A future-focused resume will give you a much better chance of landing an interview and getting hired.
8. Include job-specific keywords and use an ATS-friendly format
Using complete sentences to describe your past education, achievements, and job history will likely take up a lot of your finite page space. Even if you somehow manage to squash everything in, your recruiter might miss the important information they were looking for amid the clutter.
Here is where your professional summary comes to the rescue. The 12-16 phrases you’ll include here can be keyword-rich and save you from having to write complete sentences.
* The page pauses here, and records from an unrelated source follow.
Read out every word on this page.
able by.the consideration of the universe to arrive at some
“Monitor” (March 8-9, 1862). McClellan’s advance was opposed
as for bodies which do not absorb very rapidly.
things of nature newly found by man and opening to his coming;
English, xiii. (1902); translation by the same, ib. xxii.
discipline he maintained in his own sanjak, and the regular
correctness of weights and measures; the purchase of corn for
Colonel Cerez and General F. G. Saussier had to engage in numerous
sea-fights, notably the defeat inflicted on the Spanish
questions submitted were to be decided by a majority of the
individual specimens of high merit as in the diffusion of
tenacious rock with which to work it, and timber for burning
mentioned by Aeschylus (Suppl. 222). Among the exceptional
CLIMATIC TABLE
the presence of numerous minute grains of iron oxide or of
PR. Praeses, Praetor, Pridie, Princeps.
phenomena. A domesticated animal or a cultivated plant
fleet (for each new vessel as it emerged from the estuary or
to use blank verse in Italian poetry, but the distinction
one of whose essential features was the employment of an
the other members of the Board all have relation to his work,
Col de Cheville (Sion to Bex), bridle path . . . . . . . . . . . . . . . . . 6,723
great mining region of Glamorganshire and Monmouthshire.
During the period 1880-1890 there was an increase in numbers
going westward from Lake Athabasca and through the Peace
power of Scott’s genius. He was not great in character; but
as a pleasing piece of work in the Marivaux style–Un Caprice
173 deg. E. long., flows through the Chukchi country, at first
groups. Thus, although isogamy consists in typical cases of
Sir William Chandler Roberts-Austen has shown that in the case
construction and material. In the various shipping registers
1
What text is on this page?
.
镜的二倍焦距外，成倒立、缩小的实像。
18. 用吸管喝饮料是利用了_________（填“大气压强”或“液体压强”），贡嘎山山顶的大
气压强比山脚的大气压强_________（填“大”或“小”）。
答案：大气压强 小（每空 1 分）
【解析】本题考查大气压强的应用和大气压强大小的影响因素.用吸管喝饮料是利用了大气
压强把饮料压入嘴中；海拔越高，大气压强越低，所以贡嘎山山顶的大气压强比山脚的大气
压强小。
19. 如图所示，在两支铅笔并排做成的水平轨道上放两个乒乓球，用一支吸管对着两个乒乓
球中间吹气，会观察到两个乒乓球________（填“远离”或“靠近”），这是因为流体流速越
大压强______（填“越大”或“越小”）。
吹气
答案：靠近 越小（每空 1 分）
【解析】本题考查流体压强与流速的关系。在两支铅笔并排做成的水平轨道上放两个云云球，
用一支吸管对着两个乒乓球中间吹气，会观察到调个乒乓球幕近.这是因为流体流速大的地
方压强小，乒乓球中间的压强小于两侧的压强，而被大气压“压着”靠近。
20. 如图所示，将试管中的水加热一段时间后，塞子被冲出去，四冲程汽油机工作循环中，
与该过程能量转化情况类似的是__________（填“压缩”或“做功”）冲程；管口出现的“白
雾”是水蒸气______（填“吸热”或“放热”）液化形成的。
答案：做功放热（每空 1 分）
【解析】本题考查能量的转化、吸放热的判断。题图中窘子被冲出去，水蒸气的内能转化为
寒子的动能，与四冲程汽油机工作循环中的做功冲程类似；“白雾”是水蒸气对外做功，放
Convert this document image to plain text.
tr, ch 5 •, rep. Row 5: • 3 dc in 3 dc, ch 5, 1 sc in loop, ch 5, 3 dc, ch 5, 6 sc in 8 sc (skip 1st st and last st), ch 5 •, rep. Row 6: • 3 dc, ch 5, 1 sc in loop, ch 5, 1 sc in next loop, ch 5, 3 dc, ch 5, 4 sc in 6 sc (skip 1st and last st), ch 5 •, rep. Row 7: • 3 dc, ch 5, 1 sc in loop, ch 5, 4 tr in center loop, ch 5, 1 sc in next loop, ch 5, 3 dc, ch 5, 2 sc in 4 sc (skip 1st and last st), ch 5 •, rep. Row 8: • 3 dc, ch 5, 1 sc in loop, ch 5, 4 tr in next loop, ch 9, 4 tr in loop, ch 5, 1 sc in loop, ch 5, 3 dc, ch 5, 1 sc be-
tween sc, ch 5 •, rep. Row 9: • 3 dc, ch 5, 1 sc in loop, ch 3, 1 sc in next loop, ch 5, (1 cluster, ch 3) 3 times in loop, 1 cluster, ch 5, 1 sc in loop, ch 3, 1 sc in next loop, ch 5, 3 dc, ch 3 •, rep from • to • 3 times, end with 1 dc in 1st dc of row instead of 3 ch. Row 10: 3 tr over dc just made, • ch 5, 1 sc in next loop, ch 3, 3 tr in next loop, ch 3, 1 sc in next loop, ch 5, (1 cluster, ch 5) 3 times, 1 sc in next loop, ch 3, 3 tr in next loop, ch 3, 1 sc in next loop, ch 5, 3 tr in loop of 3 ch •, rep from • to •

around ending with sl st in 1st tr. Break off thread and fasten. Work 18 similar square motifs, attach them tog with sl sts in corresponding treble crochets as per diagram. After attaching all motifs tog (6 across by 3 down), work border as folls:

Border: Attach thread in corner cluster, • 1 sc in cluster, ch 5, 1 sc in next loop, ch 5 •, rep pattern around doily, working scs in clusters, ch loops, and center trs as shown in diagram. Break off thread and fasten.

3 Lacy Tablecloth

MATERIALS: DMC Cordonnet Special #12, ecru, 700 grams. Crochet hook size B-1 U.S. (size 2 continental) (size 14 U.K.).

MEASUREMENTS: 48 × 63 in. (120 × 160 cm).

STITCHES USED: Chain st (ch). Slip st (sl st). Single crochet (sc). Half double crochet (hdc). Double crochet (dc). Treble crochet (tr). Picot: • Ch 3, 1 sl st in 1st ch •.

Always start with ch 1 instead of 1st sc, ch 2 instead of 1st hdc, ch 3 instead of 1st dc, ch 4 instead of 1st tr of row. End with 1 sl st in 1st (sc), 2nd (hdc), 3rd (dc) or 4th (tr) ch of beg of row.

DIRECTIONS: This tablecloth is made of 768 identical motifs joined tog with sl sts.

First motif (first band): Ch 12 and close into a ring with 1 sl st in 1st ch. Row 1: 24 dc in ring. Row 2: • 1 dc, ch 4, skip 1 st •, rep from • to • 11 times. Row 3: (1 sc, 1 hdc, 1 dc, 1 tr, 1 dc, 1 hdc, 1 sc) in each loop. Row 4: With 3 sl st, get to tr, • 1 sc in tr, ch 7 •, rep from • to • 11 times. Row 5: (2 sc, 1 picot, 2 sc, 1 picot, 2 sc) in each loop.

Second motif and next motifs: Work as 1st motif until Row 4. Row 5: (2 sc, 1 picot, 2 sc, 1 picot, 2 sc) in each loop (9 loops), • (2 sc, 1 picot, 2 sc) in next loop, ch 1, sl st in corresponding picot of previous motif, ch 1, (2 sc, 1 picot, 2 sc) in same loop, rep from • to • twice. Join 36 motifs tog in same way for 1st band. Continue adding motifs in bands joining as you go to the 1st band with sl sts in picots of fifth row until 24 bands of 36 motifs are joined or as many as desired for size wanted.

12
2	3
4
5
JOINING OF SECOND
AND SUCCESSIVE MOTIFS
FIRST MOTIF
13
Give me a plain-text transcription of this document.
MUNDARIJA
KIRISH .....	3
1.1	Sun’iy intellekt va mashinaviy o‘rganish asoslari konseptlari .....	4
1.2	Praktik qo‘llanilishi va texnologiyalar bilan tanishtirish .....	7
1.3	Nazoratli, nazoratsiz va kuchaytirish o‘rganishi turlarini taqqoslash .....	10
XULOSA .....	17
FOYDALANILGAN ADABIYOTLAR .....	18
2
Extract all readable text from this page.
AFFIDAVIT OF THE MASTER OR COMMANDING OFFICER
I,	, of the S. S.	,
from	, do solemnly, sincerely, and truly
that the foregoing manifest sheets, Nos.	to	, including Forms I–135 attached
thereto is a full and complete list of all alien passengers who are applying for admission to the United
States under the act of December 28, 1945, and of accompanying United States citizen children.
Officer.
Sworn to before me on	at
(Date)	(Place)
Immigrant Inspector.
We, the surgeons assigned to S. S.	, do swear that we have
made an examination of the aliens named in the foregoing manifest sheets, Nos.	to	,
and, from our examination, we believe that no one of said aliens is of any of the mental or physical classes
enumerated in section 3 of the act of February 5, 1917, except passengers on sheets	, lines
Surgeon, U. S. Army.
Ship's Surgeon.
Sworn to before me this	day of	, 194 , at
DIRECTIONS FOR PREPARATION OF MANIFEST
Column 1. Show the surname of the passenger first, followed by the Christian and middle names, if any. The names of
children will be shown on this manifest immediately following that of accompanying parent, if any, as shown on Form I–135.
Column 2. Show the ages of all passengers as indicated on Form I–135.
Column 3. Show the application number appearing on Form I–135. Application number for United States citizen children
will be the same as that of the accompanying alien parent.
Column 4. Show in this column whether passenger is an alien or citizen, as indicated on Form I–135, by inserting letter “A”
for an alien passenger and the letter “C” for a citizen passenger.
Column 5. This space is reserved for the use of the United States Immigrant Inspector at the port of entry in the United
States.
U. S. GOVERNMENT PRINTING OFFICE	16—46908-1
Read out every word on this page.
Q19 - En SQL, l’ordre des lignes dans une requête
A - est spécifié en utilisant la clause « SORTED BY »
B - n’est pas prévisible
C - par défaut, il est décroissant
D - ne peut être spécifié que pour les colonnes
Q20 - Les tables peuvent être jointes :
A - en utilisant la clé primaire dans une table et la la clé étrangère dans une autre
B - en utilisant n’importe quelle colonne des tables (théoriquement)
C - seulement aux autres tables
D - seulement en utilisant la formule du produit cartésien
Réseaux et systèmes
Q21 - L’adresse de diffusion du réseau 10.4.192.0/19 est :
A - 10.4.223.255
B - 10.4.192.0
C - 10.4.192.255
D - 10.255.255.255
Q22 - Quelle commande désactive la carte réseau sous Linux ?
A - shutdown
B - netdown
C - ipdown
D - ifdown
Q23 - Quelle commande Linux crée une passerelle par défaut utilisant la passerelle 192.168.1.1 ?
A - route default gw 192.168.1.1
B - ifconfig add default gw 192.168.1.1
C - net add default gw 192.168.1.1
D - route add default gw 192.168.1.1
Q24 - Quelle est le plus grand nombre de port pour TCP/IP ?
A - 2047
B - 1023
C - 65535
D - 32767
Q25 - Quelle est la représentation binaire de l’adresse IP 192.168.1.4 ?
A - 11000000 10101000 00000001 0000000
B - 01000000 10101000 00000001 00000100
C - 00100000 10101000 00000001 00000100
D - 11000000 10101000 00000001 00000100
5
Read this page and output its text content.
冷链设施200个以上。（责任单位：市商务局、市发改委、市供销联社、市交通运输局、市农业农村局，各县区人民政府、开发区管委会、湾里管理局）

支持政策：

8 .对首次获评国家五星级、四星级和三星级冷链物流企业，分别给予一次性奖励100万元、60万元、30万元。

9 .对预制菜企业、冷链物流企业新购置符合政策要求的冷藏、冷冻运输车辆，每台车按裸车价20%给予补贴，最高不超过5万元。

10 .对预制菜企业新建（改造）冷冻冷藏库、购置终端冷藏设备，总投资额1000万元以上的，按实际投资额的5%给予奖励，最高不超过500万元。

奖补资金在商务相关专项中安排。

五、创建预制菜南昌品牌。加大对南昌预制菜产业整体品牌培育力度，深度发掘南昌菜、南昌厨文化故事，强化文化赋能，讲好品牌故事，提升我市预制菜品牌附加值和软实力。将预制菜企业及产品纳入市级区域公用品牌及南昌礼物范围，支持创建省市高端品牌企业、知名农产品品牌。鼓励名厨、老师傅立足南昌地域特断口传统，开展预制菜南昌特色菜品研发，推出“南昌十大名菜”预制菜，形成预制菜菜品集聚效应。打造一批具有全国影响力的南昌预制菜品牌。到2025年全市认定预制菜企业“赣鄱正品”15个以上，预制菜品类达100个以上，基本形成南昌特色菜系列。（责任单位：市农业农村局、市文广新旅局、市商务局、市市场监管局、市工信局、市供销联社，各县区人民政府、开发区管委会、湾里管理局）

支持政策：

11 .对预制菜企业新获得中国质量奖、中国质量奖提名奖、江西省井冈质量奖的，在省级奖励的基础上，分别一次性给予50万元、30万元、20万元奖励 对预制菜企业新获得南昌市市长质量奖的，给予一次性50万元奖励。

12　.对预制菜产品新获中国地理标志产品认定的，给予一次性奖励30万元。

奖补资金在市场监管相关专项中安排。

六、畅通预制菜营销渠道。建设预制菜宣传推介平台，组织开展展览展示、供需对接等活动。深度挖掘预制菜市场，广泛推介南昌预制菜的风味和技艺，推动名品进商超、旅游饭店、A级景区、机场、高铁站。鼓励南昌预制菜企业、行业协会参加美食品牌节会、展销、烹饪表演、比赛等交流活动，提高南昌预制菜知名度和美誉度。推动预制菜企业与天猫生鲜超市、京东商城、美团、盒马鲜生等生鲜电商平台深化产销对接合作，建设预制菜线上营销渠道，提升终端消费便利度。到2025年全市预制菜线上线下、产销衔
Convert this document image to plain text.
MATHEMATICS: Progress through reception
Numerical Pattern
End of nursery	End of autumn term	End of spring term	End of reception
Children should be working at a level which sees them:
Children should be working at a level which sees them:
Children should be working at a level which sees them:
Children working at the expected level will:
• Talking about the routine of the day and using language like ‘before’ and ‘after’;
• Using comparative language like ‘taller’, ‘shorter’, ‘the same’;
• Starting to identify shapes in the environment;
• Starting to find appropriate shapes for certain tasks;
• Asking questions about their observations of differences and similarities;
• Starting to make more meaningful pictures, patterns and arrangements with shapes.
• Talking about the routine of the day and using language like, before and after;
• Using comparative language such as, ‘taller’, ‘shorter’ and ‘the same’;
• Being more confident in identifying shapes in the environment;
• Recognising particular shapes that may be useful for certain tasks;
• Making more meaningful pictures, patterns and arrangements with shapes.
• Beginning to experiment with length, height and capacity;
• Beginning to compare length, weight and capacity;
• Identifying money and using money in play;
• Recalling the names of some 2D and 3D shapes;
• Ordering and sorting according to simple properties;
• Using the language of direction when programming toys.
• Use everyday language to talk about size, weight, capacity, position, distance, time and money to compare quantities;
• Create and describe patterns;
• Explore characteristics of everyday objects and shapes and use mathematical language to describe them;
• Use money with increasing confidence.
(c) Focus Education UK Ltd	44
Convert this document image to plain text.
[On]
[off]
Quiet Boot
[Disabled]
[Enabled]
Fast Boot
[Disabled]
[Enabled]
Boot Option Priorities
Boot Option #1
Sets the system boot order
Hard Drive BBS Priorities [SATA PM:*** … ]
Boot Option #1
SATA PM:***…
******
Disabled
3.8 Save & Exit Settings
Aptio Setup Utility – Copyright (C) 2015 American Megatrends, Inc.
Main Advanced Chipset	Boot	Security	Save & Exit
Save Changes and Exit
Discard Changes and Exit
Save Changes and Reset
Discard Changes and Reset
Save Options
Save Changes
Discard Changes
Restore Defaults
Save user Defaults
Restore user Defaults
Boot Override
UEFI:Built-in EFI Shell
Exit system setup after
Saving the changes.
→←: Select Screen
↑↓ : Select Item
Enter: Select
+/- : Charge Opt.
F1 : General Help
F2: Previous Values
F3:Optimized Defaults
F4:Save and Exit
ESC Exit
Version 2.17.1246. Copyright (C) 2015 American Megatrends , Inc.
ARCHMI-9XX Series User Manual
It allows you to pack a lot of information and keywords into your resume quickly without it feeling overstuffed.
This is good for your human audiences as well as your automated ones. A recruiter or hiring manager can quickly skim your headline and professional summary and gain much of what they need to know about you as a candidate. The same is true for parsers and the ATS, which can pick up on your keywords to index and retrieve your resume effectively.
Approximately 70% of resumes are rejected in the first screening. Parsers and ATSs are becoming more sophisticated, and to make it past these AI-driven blockades to a human audience, your resume should include job-specific keywords that the recruiter will be searching for.
You also want a simple, straightforward format with no graphics, charts, headshots, or images of any kind. Help the parser properly scan your resume by avoiding anything that could confuse it or slow it down. Not only will a simple format help the AI do its job, but it will also make it easier for the recruiter to skim for the information they want.
Rather than submitting your resume as a PDF or other image-based format, use a Microsoft Word document, Google Doc, or other text-based format. While modern AI can scan text on an image, scanning a traditional file format is faster and less prone to error.
Avoid deluxe fonts and stick with traditional Arial or Times New Roman. You don’t want to spend hours perfecting your resume only for your text to show up with a salmon highlight on the recruiter’s screen because they don’t have your fancy font. This will be annoying to read and can get your resume deleted quickly.
Use basic formatting for line spacing, margins, bullet points, fonts, titles, and headers, as this will help keep your resume clean and clear. Don’t tweak the margins or font size in order to fit in more information. And avoid unnecessary and distracting elements like a watermark, icons, or other features that make it more difficult for software to make sense of your resume.
Although it may seem “boring,” a simple resume format is best for both your human and AI-powered audiences.
Resume writing has evolved into a science. By creating a resume that’s short and concise, ensuring you include your contact information, crafting a compelling headline and professional summary, including only relevant skills, showing your achievements in a quantifiable way, and following our other tips, you can have a more effective resume in 2023.
You’ll have a better chance of getting past AI gatekeepers, impressing recruiters, intriguing your future boss, and landing an interview.